Not far away, Ellery noticed some mottled towers and pylons and the glitter of glass rising from the heart of a wood. The few elements of the structure that could be seen extended over a wide area, and he asked what it was.

“The Residence,” replied the Prime Minister. “But I’m afraid we’ll have to hurry, gentlemen. We’re far later than I’d intended.”

They followed him, alert to everything.

They entered the Home Office at the juncture of two of the spokes, through a surprisingly small door, and found themselves in a circular lobby of black marble. Corridors radiated from the perimeter in every direction. An armed guard stood at the entrance to each corridor. They could see office doors, endless lines of them, each exactly like the next.

In the center of the lobby rose a circular column of extraordinary thickness. A door was set into it at floor level, and Ellery guessed that it was an elevator shaft. Before the door was a metal booth, behind which stood three men in uniform. The collars of their tunics bore the gold initials PRPD.

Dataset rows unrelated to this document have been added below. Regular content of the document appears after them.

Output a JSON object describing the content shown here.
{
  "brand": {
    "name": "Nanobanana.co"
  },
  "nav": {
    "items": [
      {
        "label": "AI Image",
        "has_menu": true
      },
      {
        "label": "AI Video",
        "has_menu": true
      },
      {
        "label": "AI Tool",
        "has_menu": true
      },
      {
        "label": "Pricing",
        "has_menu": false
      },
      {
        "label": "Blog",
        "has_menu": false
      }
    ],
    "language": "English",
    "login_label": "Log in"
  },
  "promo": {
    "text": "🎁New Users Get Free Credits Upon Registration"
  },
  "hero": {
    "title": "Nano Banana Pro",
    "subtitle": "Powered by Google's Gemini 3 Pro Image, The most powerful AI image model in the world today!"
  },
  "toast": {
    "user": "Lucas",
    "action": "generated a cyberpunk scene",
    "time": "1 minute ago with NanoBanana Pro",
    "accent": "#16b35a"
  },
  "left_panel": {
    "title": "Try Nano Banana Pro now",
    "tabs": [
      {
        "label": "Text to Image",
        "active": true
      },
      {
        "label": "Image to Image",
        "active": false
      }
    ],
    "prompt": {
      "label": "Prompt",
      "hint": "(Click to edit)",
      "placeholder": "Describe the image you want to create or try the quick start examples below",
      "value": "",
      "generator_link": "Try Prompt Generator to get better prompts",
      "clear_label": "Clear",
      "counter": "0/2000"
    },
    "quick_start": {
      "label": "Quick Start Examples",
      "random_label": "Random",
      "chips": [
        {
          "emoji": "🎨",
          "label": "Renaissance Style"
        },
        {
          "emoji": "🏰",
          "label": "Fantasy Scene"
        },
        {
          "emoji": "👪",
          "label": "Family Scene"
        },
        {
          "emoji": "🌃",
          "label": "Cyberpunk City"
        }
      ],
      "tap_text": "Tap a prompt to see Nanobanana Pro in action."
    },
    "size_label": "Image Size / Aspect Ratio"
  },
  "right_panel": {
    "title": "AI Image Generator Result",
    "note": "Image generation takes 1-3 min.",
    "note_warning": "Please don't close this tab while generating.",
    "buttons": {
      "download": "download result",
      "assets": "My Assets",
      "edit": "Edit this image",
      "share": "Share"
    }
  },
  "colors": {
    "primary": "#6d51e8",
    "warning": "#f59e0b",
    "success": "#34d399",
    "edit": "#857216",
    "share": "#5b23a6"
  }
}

Abel Bendigo walked directly to the desk of the booth. To the Queens’ astonishment, he offered his right hand to the central of the three security men. This functionary quickly took an impression of the Prime Minister’s thumb while the man to the right whisked an odd-looking card, like a section of X-ray film set in a cardboard frame, from one of a multiplicity of file drawers before him. This film was placed in a small machine on the desk, and the Prime Minister’s thumbprint was inserted in the bottom of the machine. The central man looked through an eyepiece carefully. The machine apparently superimposed on the fresh thumbprint the transparent control print on file, in such a way that any discrepancy was revealed at a glance. This was confirmed a few moments later when the Queens’ thumbprints were taken and their names recorded.

“Films of your prints will be ready in a short time,” said Bendigo, “and they will go into the control file. No one, not even my brother King, can get into any part of this building without a thumbprint checkup.”